In a major personal and political setback for Banerjee, the Chief Minister also lost her Bhabanipur seat, a constituency central to her political rise since 2011, to former Trinamool leader-turned-BJP heavyweight Suvendu Adhikari, now Leader of Opposition in the state Assembly.
Adhikari’s victory in Bhabanipur, after having earlier defeated Banerjee in Nandigram in 2021, marks a defining moment in Bengal’s changing political scene.
From 294 Assembly seats, the BJP crossed the majority mark comfortably, winning 206 seats, while the TMC was reduced to 81, a sharp reversal for a party that had secured 215 seats in 2021.
The BJP’s victory was sweeping not only in numbers but also in geography.
While retaining its traditional gains in North Bengal, the party made major inroads into Trinamool strongholds across South Bengal, including Kolkata, North 24 Parganas and South 24 Parganas, regions that had long remained central to TMC’s dominance.
For years, Bengal had remained one of the BJP’s most difficult electoral frontiers. This result changes that.
The victory also carries wider national significance for the BJP.
After Odisha in 2024 and a third consecutive win in Assam, Bengal’s fall gives the BJP unprecedented political dominance across much of eastern India, strengthening the party’s larger expansion since 2014 beyond its traditional Hindi heartland base.
With Bengal, the BJP will now have 17 Chief Ministers of its own, while the NDA tally rises to 22.
Prime Minister Narendra Modi, addressing party workers after the results, said “Bengal has been freed from fear and will now progress,” framing the mandate as both political change and a development vote.
Why Bengal shifted
Within BJP circles, the Bengal sweep is being linked to several converging factors.

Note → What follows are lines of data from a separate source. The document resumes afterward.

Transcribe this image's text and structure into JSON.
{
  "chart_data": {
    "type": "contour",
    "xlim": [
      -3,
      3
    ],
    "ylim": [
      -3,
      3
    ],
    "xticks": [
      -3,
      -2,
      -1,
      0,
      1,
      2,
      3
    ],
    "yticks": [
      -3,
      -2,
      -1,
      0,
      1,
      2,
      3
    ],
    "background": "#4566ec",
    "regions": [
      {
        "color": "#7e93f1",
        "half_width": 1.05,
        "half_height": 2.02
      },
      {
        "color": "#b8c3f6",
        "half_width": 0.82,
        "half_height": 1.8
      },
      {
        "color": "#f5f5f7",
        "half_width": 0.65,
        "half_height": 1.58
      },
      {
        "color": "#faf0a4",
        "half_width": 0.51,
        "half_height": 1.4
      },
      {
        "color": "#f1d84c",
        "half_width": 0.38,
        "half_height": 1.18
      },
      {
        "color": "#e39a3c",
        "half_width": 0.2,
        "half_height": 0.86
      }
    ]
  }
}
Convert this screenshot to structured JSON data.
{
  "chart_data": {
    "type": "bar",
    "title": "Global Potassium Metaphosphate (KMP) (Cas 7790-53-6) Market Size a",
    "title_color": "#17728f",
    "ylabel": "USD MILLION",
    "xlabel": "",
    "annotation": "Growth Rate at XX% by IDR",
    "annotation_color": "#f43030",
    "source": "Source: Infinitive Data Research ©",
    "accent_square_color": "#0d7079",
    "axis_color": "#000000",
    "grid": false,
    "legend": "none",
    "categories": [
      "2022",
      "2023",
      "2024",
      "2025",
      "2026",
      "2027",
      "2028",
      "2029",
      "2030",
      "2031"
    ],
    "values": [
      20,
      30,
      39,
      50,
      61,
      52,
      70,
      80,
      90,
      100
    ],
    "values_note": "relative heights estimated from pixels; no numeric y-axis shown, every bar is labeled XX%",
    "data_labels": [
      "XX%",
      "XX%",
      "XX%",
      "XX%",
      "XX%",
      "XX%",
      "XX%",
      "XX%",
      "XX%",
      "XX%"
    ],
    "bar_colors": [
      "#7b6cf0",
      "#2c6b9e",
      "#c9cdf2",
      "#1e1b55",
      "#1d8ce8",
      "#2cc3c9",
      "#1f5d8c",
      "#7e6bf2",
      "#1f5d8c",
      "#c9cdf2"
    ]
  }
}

Party insiders point to a swing among women voters, mobilisation of government employees through promises such as Seventh Pay Commission implementation, a direct Modi-versus-Mamata governance narrative, aggressive outreach to first-time voters, and large-scale deployment of Central Armed Police Forces.
The Special Intensive Revision (SIR), under which around 90 lakh voter names were reportedly deleted, also emerged as a major political flashpoint. While the BJP defended it as electoral correction, Banerjee described the outcome as “loot of seats.”
Bhabanipur’s fall
Bhabanipur’s loss may prove to be among the election’s most symbolic outcomes.
Banerjee had used the seat as a political base since defeating the Left Front in 2011 and retained it through subsequent elections and a bypoll. Its loss now represents not just a constituency defeat, but a serious blow to her political authority.
On counting day, Banerjee also alleged irregularities, claiming CCTV cameras were switched off and party agents were obstructed at the counting venue.
Who next?
With the BJP heading toward government formation, attention has shifted to leadership.
Suvendu Adhikari remains the strongest contender for Chief Minister, given his role in the BJP’s Bengal rise, though names such as state BJP chief Samik Bhattacharya, Dilip Ghosh and Swapan Dasgupta are also being discussed.
National impact
For the opposition INDIA bloc, Bengal’s verdict is likely to trigger major political introspection.
Banerjee had positioned herself as one of the BJP’s strongest national challengers. Her defeat, coupled with the BJP’s continued gains elsewhere, weakens not only Trinamool’s hold over Bengal but also Banerjee’s broader opposition stature.
Fifteen years after Mamata Banerjee ended the Left Front’s 34-year rule, Bengal has delivered another political turning point.
This time, it is the BJP that has redrawn the state’s political map.